6 Responses to “Google Nexus 7 Body Made from Aerogel”

  1. Chris says:

    Why would you want the back panel to be insulating? The CPU will get hot and need to dissipate the heat. Metals are used as heat sinks since they are great thermal conductors. A back panel made of super insulating material will only serve to seal in all that terrible CPU heat, potentially resulting in unsafe operating conditions.

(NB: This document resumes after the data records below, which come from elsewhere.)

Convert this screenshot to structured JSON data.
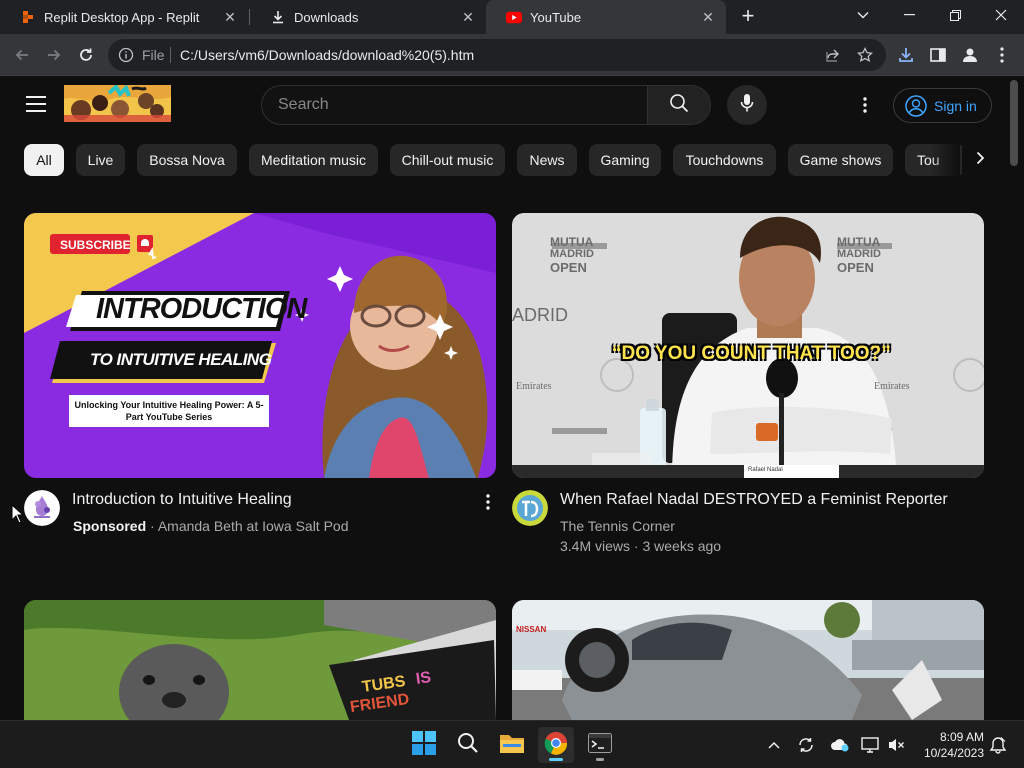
{
  "browser": {
    "tabs": [
      {
        "title": "Replit Desktop App - Replit",
        "icon": "replit-icon"
      },
      {
        "title": "Downloads",
        "icon": "download-icon"
      },
      {
        "title": "YouTube",
        "icon": "youtube-icon",
        "active": true
      }
    ],
    "address": {
      "scheme_label": "File",
      "url": "C:/Users/vm6/Downloads/download%20(5).htm"
    }
  },
  "youtube": {
    "search": {
      "placeholder": "Search"
    },
    "signin_label": "Sign in",
    "chips": [
      "All",
      "Live",
      "Bossa Nova",
      "Meditation music",
      "Chill-out music",
      "News",
      "Gaming",
      "Touchdowns",
      "Game shows",
      "Tou"
    ],
    "videos": [
      {
        "title": "Introduction to Intuitive Healing",
        "sponsored_label": "Sponsored",
        "separator": "·",
        "channel": "Amanda Beth at Iowa Salt Pod",
        "thumb": {
          "subscribe": "SUBSCRIBE",
          "line1": "INTRODUCTION",
          "line2": "TO INTUITIVE HEALING",
          "line3": "Unlocking Your Intuitive Healing Power: A 5-Part YouTube Series"
        }
      },
      {
        "title": "When Rafael Nadal DESTROYED a Feminist Reporter",
        "channel": "The Tennis Corner",
        "views": "3.4M views",
        "separator": "·",
        "age": "3 weeks ago",
        "thumb": {
          "caption": "“DO YOU COUNT THAT TOO?”",
          "brand1": "MUTUA",
          "brand2": "MADRID",
          "brand3": "OPEN",
          "side_left": "ADRID",
          "sponsor": "Emirates",
          "nameplate": "Rafael Nadal"
        }
      },
      {
        "thumb": {
          "sign_text1": "TUBS",
          "sign_text2": "IS",
          "sign_text3": "FRIEND"
        }
      },
      {
        "thumb": {
          "sign": "NISSAN"
        }
      }
    ]
  },
  "taskbar": {
    "apps": [
      "windows-start",
      "search",
      "file-explorer",
      "chrome",
      "terminal"
    ],
    "time": "8:09 AM",
    "date": "10/24/2023"
  },
  "colors": {
    "yt_bg": "#0f0f0f",
    "chip_bg": "#272727",
    "link_blue": "#3ea6ff",
    "purple_thumb": "#8a2be2"
  }
}
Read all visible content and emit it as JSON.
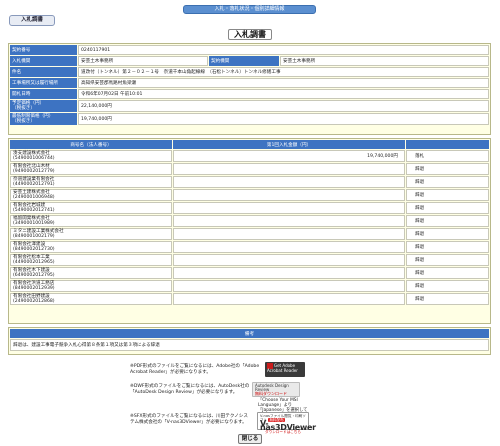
{
  "header": {
    "bar_title": "入札・落札状況・個別詳細情報",
    "tab_label": "入札調書",
    "page_title": "入札調書"
  },
  "info": {
    "rows": [
      {
        "label": "契約番号",
        "value": "0240117901"
      },
      {
        "label": "入札機関",
        "value": "安芸土木事務所",
        "label2": "契約機関",
        "value2": "安芸土木事務所"
      },
      {
        "label": "件名",
        "value": "道改付（トンネル）第２－０２－１号　奈道千本山角起線線　（石松トンネル）トンネル修繕工事"
      },
      {
        "label": "工事場所又は履行場所",
        "value": "高知県安芸郡馬路村魚梁瀬"
      },
      {
        "label": "開札日時",
        "value": "令和6年07月02日 午前10:01"
      },
      {
        "label": "予定価格（円）\n（税抜き）",
        "value": "22,140,000円"
      },
      {
        "label": "最低制限価格（円）\n（税抜き）",
        "value": "19,740,000円"
      }
    ]
  },
  "bids": {
    "headers": [
      "商号名（法人番号）",
      "第1回入札金額（円）",
      ""
    ],
    "rows": [
      {
        "name": "湊支建設株式会社",
        "id": "(5490001006744)",
        "amount": "19,740,000円",
        "result": "落札"
      },
      {
        "name": "有限会社北山木材",
        "id": "(9490002012779)",
        "amount": "",
        "result": "辞退"
      },
      {
        "name": "奈道建設業有限会社",
        "id": "(4490002012791)",
        "amount": "",
        "result": "辞退"
      },
      {
        "name": "安芸土建株式会社",
        "id": "(2490001006948)",
        "amount": "",
        "result": "辞退"
      },
      {
        "name": "有限会社岩城建",
        "id": "(5490002012741)",
        "amount": "",
        "result": "辞退"
      },
      {
        "name": "福留開発株式会社",
        "id": "(3490001001989)",
        "amount": "",
        "result": "辞退"
      },
      {
        "name": "ミタニ建設工業株式会社",
        "id": "(8490001002179)",
        "amount": "",
        "result": "辞退"
      },
      {
        "name": "有限会社澤建設",
        "id": "(8490002012730)",
        "amount": "",
        "result": "辞退"
      },
      {
        "name": "有限会社松本工業",
        "id": "(4490002012965)",
        "amount": "",
        "result": "辞退"
      },
      {
        "name": "有限会社木下建設",
        "id": "(6490002012795)",
        "amount": "",
        "result": "辞退"
      },
      {
        "name": "有限会社浜道工務店",
        "id": "(8490002012939)",
        "amount": "",
        "result": "辞退"
      },
      {
        "name": "有限会社田野建設",
        "id": "(2490002012868)",
        "amount": "",
        "result": "辞退"
      }
    ]
  },
  "remarks": {
    "heading": "備考",
    "text": "辞退は、建設工事電子競争入札心得第８条第１項又は第３項による辞退"
  },
  "notes": {
    "pdf": "※PDF形式のファイルをご覧になるには、Adobe社の「Adobe Acrobat Reader」が必要になります。",
    "dwf": "※DWF形式のファイルをご覧になるには、AutoDesk社の「AutoDesk Design Review」が必要になります。",
    "sfx": "※SFX形式のファイルをご覧になるには、川田テクノシステム株式会社の「V-nas3DViewer」が必要になります。",
    "dwf_side": "「Choose Your MSI Language」より「Japanese」を選択してください。",
    "acrobat_badge": "Get Adobe Acrobat Reader",
    "adr_badge_top": "Autodesk Design Review",
    "adr_badge_bottom": "無料ダウンロード",
    "vnas_top": "V-nasファイル閲覧・印刷ソフト",
    "vnas_big": "V-nas3DViewer",
    "vnas_bottom": "ダウンロードはこちら",
    "vnas_free": "無料配布"
  },
  "footer": {
    "close_label": "閉じる"
  }
}
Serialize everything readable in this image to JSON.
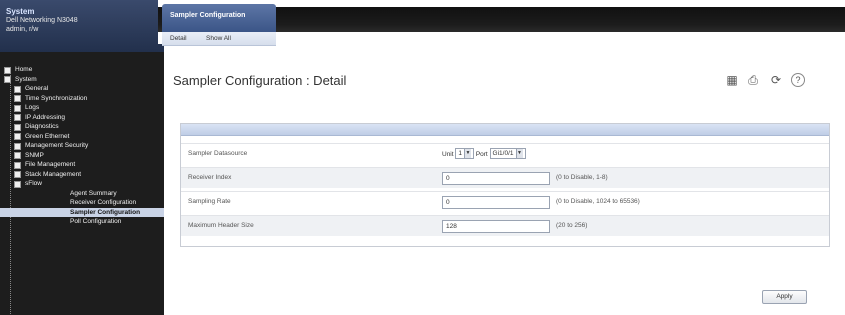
{
  "header": {
    "title": "System",
    "line1": "Dell Networking N3048",
    "line2": "admin, r/w"
  },
  "nav": [
    {
      "label": "Home",
      "indent": 0
    },
    {
      "label": "System",
      "indent": 0
    },
    {
      "label": "General",
      "indent": 1
    },
    {
      "label": "Time Synchronization",
      "indent": 1
    },
    {
      "label": "Logs",
      "indent": 1
    },
    {
      "label": "IP Addressing",
      "indent": 1
    },
    {
      "label": "Diagnostics",
      "indent": 1
    },
    {
      "label": "Green Ethernet",
      "indent": 1
    },
    {
      "label": "Management Security",
      "indent": 1
    },
    {
      "label": "SNMP",
      "indent": 1
    },
    {
      "label": "File Management",
      "indent": 1
    },
    {
      "label": "Stack Management",
      "indent": 1
    },
    {
      "label": "sFlow",
      "indent": 1
    },
    {
      "label": "Agent Summary",
      "indent": 2
    },
    {
      "label": "Receiver Configuration",
      "indent": 2
    },
    {
      "label": "Sampler Configuration",
      "indent": 2,
      "selected": true
    },
    {
      "label": "Poll Configuration",
      "indent": 2
    }
  ],
  "tabs": {
    "main": "Sampler Configuration",
    "sub": [
      "Detail",
      "Show All"
    ]
  },
  "page": {
    "title": "Sampler Configuration : Detail"
  },
  "toolbar_icons": [
    "save-icon",
    "print-icon",
    "refresh-icon",
    "help-icon"
  ],
  "form": {
    "datasource": {
      "label": "Sampler Datasource",
      "unit_label": "Unit",
      "unit_value": "1",
      "port_label": "Port",
      "port_value": "Gi1/0/1"
    },
    "receiver_index": {
      "label": "Receiver Index",
      "value": "0",
      "range": "(0 to Disable, 1-8)"
    },
    "sampling_rate": {
      "label": "Sampling Rate",
      "value": "0",
      "range": "(0 to Disable, 1024 to 65536)"
    },
    "max_header_size": {
      "label": "Maximum Header Size",
      "value": "128",
      "range": "(20 to 256)"
    }
  },
  "apply_label": "Apply",
  "colors": {
    "sidebar_bg": "#1d1d1d",
    "tab_blue": "#3b5587",
    "panel_head": "#c7d4ea"
  }
}
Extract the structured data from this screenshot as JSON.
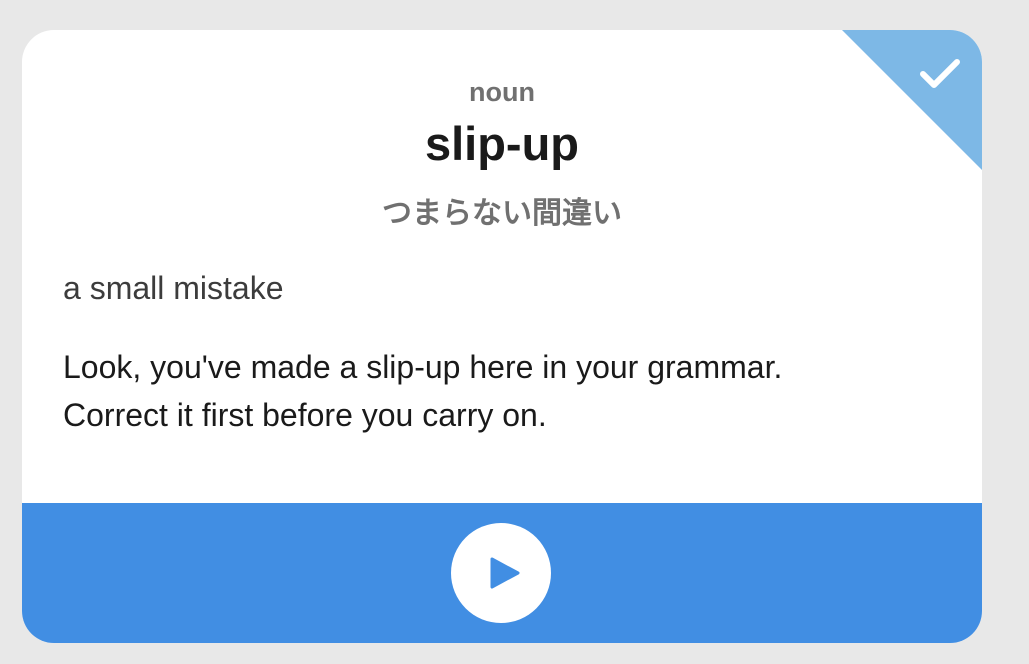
{
  "card": {
    "part_of_speech": "noun",
    "word": "slip-up",
    "translation": "つまらない間違い",
    "definition": "a small mistake",
    "example_line1": "Look, you've made a slip-up here in your grammar.",
    "example_line2": "Correct it first before you carry on."
  },
  "status": {
    "icon": "check-icon",
    "color": "#7db8e6"
  },
  "footer": {
    "color": "#418ee3",
    "play_icon": "play-icon"
  }
}
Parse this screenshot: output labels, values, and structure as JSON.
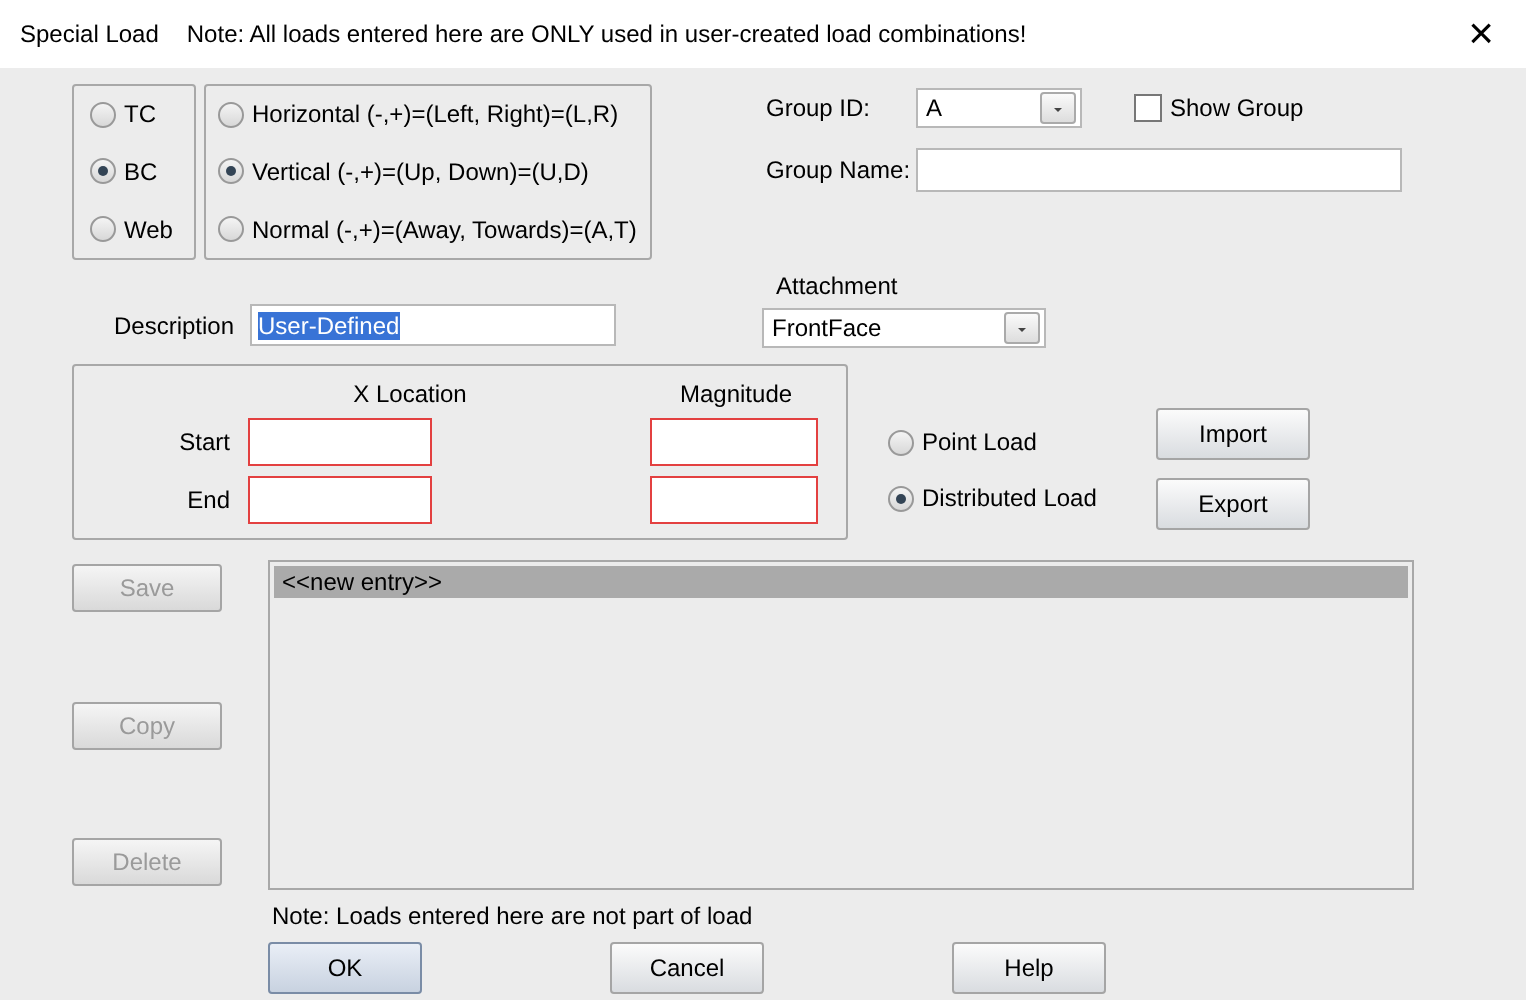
{
  "window": {
    "title": "Special Load",
    "note": "Note: All loads entered here are ONLY used in user-created load combinations!",
    "close": "×"
  },
  "members": [
    {
      "label": "TC",
      "selected": false
    },
    {
      "label": "BC",
      "selected": true
    },
    {
      "label": "Web",
      "selected": false
    }
  ],
  "directions": [
    {
      "label": "Horizontal (-,+)=(Left, Right)=(L,R)",
      "selected": false
    },
    {
      "label": "Vertical (-,+)=(Up, Down)=(U,D)",
      "selected": true
    },
    {
      "label": "Normal (-,+)=(Away, Towards)=(A,T)",
      "selected": false
    }
  ],
  "group": {
    "id_label": "Group ID:",
    "id_value": "A",
    "show_group": {
      "label": "Show Group",
      "checked": false
    },
    "name_label": "Group Name:"
  },
  "description": {
    "label": "Description",
    "value": "User-Defined"
  },
  "attachment": {
    "label": "Attachment",
    "value": "FrontFace"
  },
  "location": {
    "x_heading": "X Location",
    "magnitude_heading": "Magnitude",
    "rows": [
      {
        "label": "Start"
      },
      {
        "label": "End"
      }
    ]
  },
  "load_types": [
    {
      "label": "Point Load",
      "selected": false
    },
    {
      "label": "Distributed Load",
      "selected": true
    }
  ],
  "io_buttons": [
    "Import",
    "Export"
  ],
  "side_buttons": [
    {
      "label": "Save",
      "disabled": true
    },
    {
      "label": "Copy",
      "disabled": true
    },
    {
      "label": "Delete",
      "disabled": true
    }
  ],
  "entries": [
    {
      "label": "<<new entry>>",
      "selected": true
    }
  ],
  "footnote": "Note: Loads entered here are not part of load",
  "buttons": [
    {
      "label": "OK",
      "default": true
    },
    {
      "label": "Cancel",
      "default": false
    },
    {
      "label": "Help",
      "default": false
    }
  ]
}
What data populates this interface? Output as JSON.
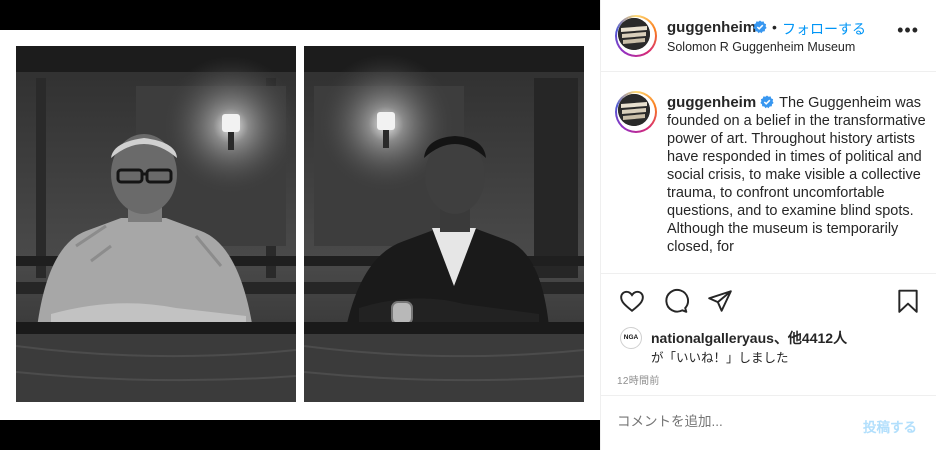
{
  "post": {
    "username": "guggenheim",
    "verified": true,
    "follow_label": "フォローする",
    "location": "Solomon R Guggenheim Museum",
    "more_label": "•••",
    "caption": "The Guggenheim was founded on a belief in the transformative power of art. Throughout history artists have responded in times of political and social crisis, to make visible a collective trauma, to confront uncomfortable questions, and to examine blind spots. Although the museum is temporarily closed, for",
    "likes_user": "nationalgalleryaus",
    "likes_avatar": "NGA",
    "likes_rest": "、他4412人",
    "likes_line2": "が「いいね！」しました",
    "time": "12時間前",
    "comment_placeholder": "コメントを追加...",
    "post_label": "投稿する"
  },
  "colors": {
    "accent": "#0095f6",
    "accent_disabled": "#b2dffc",
    "text": "#262626",
    "muted": "#8e8e8e",
    "divider": "#efefef",
    "verified": "#3897f0"
  },
  "icons": [
    "heart-icon",
    "comment-icon",
    "share-icon",
    "bookmark-icon",
    "verified-badge-icon",
    "more-options-icon"
  ]
}
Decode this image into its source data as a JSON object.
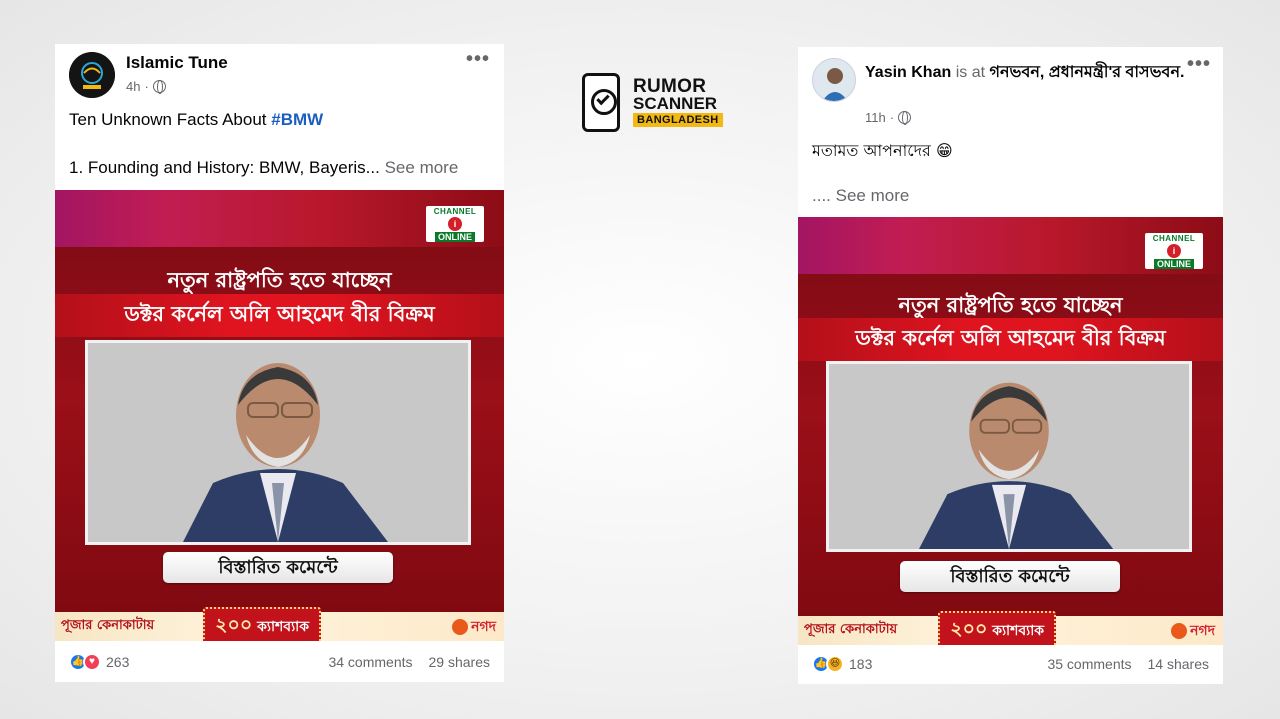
{
  "brand": {
    "line1": "RUMOR",
    "line2": "SCANNER",
    "line3": "BANGLADESH",
    "accent_color": "#f2b814"
  },
  "post1": {
    "author": "Islamic Tune",
    "time": "4h",
    "more_icon": "•••",
    "text_prefix": "Ten Unknown Facts About ",
    "hashtag": "#BMW",
    "text_line2": "1. Founding and History: BMW, Bayeris...",
    "see_more": "See more",
    "card": {
      "channel_top": "CHANNEL",
      "channel_num": "i",
      "channel_bottom": "ONLINE",
      "headline_1": "নতুন রাষ্ট্রপতি হতে যাচ্ছেন",
      "headline_2": "ডক্টর  কর্নেল অলি আহমেদ বীর বিক্রম",
      "detail_button": "বিস্তারিত কমেন্টে",
      "ad_left": "পূজার কেনাকাটায়",
      "ad_amount": "২০০",
      "ad_mid": "ক্যাশব্যাক",
      "ad_right": "নগদ"
    },
    "reaction_count": "263",
    "comments": "34 comments",
    "shares": "29 shares"
  },
  "post2": {
    "author": "Yasin Khan",
    "is_at": " is at ",
    "location": "গনভবন, প্রধানমন্ত্রী'র বাসভবন",
    "location_suffix": ".",
    "time": "11h",
    "more_icon": "•••",
    "text_line1": "মতামত আপনাদের 😁",
    "see_more": ".... See more",
    "card": {
      "channel_top": "CHANNEL",
      "channel_num": "i",
      "channel_bottom": "ONLINE",
      "headline_1": "নতুন রাষ্ট্রপতি হতে যাচ্ছেন",
      "headline_2": "ডক্টর  কর্নেল অলি আহমেদ বীর বিক্রম",
      "detail_button": "বিস্তারিত কমেন্টে",
      "ad_left": "পূজার কেনাকাটায়",
      "ad_amount": "২০০",
      "ad_mid": "ক্যাশব্যাক",
      "ad_right": "নগদ"
    },
    "reaction_count": "183",
    "comments": "35 comments",
    "shares": "14 shares"
  }
}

    • Stephen Steiner says:

      The idea was to reduce the mass of the device and steer heat where the engineers want to dissipate it, rather than trapping heat inside. Additionally in an application like this the Airloy panel was pretty thin, so superinsulating the CPU to death is a pretty minimal risk.

  2. Fan Ye says:

    Hello,

    We are interested in this material for one of our product requires light weight. We have a few questions:

    1) Can this material be injection mold like ABS plastic?
    2) How is the cost compare to ABS for the same part?

    Thanks

    Fan Ye
    781-354-7480
    SUNS International LLC

    • Stephen Steiner says:

      Hi Fan,

      Airloys and other strong aerogels are generally not injection molded right now, they are either molded to spec or machined to shape. Airloys and other strong aerogels are performance materials so the price point is closer to something like PTFE or polyimides. In any case, I’d recommend you contact Aerogel Technologies to get their help with it.

  3. steven says:

    In your mass comparison – I noticed that the orginal back was not as thin down as the white panel or is the white panel thicker on the outer regions. So in this demo does not prove to me the mass savings – unless you can tell me the two geomertries are of the same volume. I be intersted to know this fact.

    • Stephen Steiner says:

      The two parts were the same volume and machined from the same CAD file. Except for some minor tolerance differences, they should be the same.